In earlier cross examination of Delmar, Citizen Action Group counsel William DePaulo asked about the possibility of Mon Power gaining control it desires over the dispatch and maintenance of Harrison through 51 percent ownership rather than 100 percent, a level more in line with the amount of capacity Mon Power needs. He suggested the commission could order that.

"There would likely be no transaction," Delmar said.

Szwed and Delmar made no indication of having taken tough positions on behalf of Mon Power's ratepayers.

The only point Szwed or Delmar spoke of standing firm on was this: Szwed expressed pride about holding to what he acknowledged was the highest price allowed by regulators.

"Let me emphasize with regard to price, going back to FERC guidance, the price that would have to be paid would be the lower of book or market," he said — that's a conflict-of-interest safeguard FERC imposes on transactions between affiliates. "AE Supply felt it was worth more and pushed hard to negotiate a higher price, but we stuck to maintaining the notion of book value."

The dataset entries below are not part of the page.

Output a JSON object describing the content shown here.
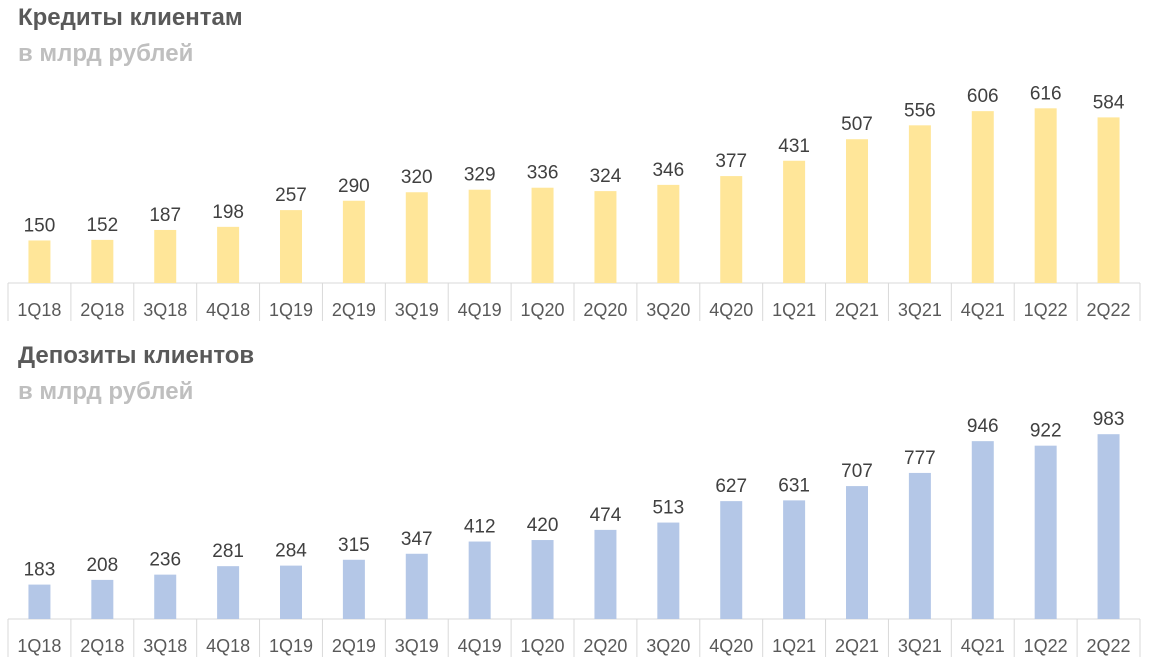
{
  "charts": [
    {
      "title": "Кредиты клиентам",
      "subtitle": "в млрд рублей",
      "color": "#ffe699"
    },
    {
      "title": "Депозиты клиентов",
      "subtitle": "в млрд рублей",
      "color": "#b4c7e7"
    }
  ],
  "chart_data": [
    {
      "type": "bar",
      "title": "Кредиты клиентам",
      "subtitle": "в млрд рублей",
      "categories": [
        "1Q18",
        "2Q18",
        "3Q18",
        "4Q18",
        "1Q19",
        "2Q19",
        "3Q19",
        "4Q19",
        "1Q20",
        "2Q20",
        "3Q20",
        "4Q20",
        "1Q21",
        "2Q21",
        "3Q21",
        "4Q21",
        "1Q22",
        "2Q22"
      ],
      "values": [
        150,
        152,
        187,
        198,
        257,
        290,
        320,
        329,
        336,
        324,
        346,
        377,
        431,
        507,
        556,
        606,
        616,
        584
      ],
      "data_labels": true,
      "grid": false,
      "legend": "none"
    },
    {
      "type": "bar",
      "title": "Депозиты клиентов",
      "subtitle": "в млрд рублей",
      "categories": [
        "1Q18",
        "2Q18",
        "3Q18",
        "4Q18",
        "1Q19",
        "2Q19",
        "3Q19",
        "4Q19",
        "1Q20",
        "2Q20",
        "3Q20",
        "4Q20",
        "1Q21",
        "2Q21",
        "3Q21",
        "4Q21",
        "1Q22",
        "2Q22"
      ],
      "values": [
        183,
        208,
        236,
        281,
        284,
        315,
        347,
        412,
        420,
        474,
        513,
        627,
        631,
        707,
        777,
        946,
        922,
        983
      ],
      "data_labels": true,
      "grid": false,
      "legend": "none"
    }
  ]
}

Neither FirstEnergy President of Utilities Charles Jones, nor then-FirstEnergy President of West Virginia Operations Jim Haney took direct part in the negotiations. Neither Jones nor current President of West Virginia Operations Holly Kauffman has filed testimony in the case.

RFP

Suspicions about the propriety of the negotiations and beliefs that the price is more than double what the commission can allow to be recovered could all be dealt with, the intervenors with these concerns said repeatedly in their filings and at the hearing, if Mon Power were to test the market by issuing a request for proposal to solicit market bids for generation capacity.

"All this goes away," PSC Consumer Advocate Byron Harris said, "if they issue an RFP."

WVCAG counsel DePaulo suggested the commission could stay the proceeding until market information is gleaned from an RFP.

Briefs will be filed in PSC case number 12-1571 in July. There is no statutory deadline for a decision.